And there are bridges. Two fields that should be part of early school training are architecture and music. Goethe said, when going to the temple of Sagesta in Sicily up on the mountain, “Now I know the gods have visited man.” It is perhaps the most perfect temple built. Henry Adams said when he wrote his book on Chartres, “Now I know that man’s aspirations can reach to God.” I hope many of you, like myself, have been to Bilbao to see the Guggenheim Museum. It will stand with Sagesta. It will stand with Chartres. It soars into infinity. I can’t put it any other way. The light travels along the walls, reshaping at every hour as the sun circles. There are areas of silence in it that have an indescribable power and beauty. At every moment it is counterintuitive. The architect has put the heavy on top and the light below it. When you read Mr. Gehry’s notes, and I hope you will, he says, “Careful, I didn’t do it.” He names the computer program in California that, far beyond the present possibilities of the human cortex, can figure out what critical curves are possible for walls of titanium. It can tell him how the light will move in different months of the year and different hours of the day. It will tell him – apparently a fantastically difficult thing – what happens to sight lines and noise when you have a lot of people in the museum, when you have a few people in the museum, or when they come from one hall to the other. This is entirely beyond our present computational mental abilities, but it is open to the computer. Of course, one wants to say to him, “But, Sir, you asked the right questions and that is an immortal achievement.” But it is already something very different from the architects of Chartres and Segesta To come somewhat near it, to teach children and ourselves what Plato knew by heart: the way in which architecture and mathematics play together with space and volume and light and sound is one possible program. The other, of course, is music.

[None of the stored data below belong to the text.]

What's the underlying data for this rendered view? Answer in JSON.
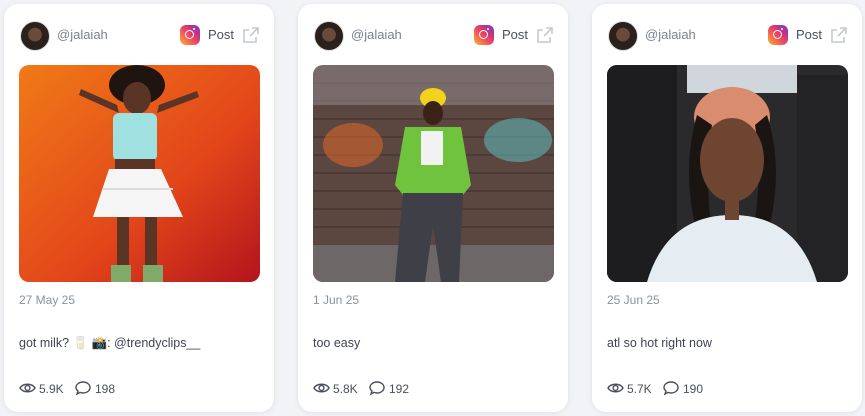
{
  "posts": [
    {
      "username": "@jalaiah",
      "platform_icon": "instagram-icon",
      "post_label": "Post",
      "date": "27 May 25",
      "caption": "got milk? 🥛 📸: @trendyclips__",
      "views": "5.9K",
      "comments": "198",
      "image_desc_colors": {
        "bg": "#ea5a12",
        "accent": "#c0392b"
      }
    },
    {
      "username": "@jalaiah",
      "platform_icon": "instagram-icon",
      "post_label": "Post",
      "date": "1 Jun 25",
      "caption": "too easy",
      "views": "5.8K",
      "comments": "192",
      "image_desc_colors": {
        "bg": "#5a4038",
        "accent": "#6bbf3a"
      }
    },
    {
      "username": "@jalaiah",
      "platform_icon": "instagram-icon",
      "post_label": "Post",
      "date": "25 Jun 25",
      "caption": "atl so hot right now",
      "views": "5.7K",
      "comments": "190",
      "image_desc_colors": {
        "bg": "#2b2b2e",
        "accent": "#d8e4ea"
      }
    }
  ]
}
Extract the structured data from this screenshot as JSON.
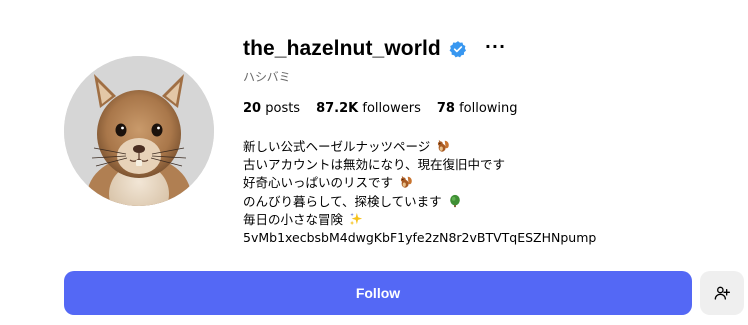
{
  "profile": {
    "username": "the_hazelnut_world",
    "full_name": "ハシバミ",
    "verified_icon": "verified-badge-icon",
    "more_label": "···",
    "avatar": "squirrel-photo"
  },
  "stats": {
    "posts_count": "20",
    "posts_label": "posts",
    "followers_count": "87.2K",
    "followers_label": "followers",
    "following_count": "78",
    "following_label": "following"
  },
  "bio": {
    "line1": "新しい公式ヘーゼルナッツページ",
    "line1_emoji": "squirrel-emoji",
    "line2": "古いアカウントは無効になり、現在復旧中です",
    "line3": "好奇心いっぱいのリスです",
    "line3_emoji": "squirrel-emoji",
    "line4": "のんびり暮らして、探検しています",
    "line4_emoji": "tree-emoji",
    "line5": "毎日の小さな冒険",
    "line5_emoji": "sparkles-emoji",
    "line6": "5vMb1xecbsbM4dwgKbF1yfe2zN8r2vBTVTqESZHNpump"
  },
  "actions": {
    "follow_label": "Follow",
    "add_user_icon": "person-add-icon"
  },
  "colors": {
    "follow_button": "#5468f5",
    "verified_badge": "#3897f0",
    "secondary_button": "#efefef"
  }
}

From Vladivostok to Tierra del Fuego, on the Walkman, they are listening to the same hit as they walk down the street. Levi-Strauss defined this as “Le mystère suprême des science de l’homme,” the supreme mystery of the sciences of man, “l’invention d’une mélodie,” the invention of a melody. Music is a totally universal language. Children are magnificently good at it and responsive to it. Also, and I quote Boulez, “So much of my music now can only be fully understood by those who can read an algebraic algorithm.” Again, joy, the wonder, the fun of it, the marvellous fun of it, so much of which has gone out of traditional forms of humanistic teaching. These are not, in any way, utopian or science fiction counsels. They can be shown to work. They demand the solution that you pay your teachers in school, your teachers of languages and mathematics, as much as a university professor and see that the society honours them correspondingly. We now, in England, have a death-trap situation. Cambridge is, along with MIT, Stanford, and Harvard, still primus inter pares in mathematical teaching. They are good on research, but the excellent go immediately for vast salaries into public accounting and banking: salaries which even at the start, outstrip what a professor can hope for at the end of his life. And the very bad go to teach mathematics.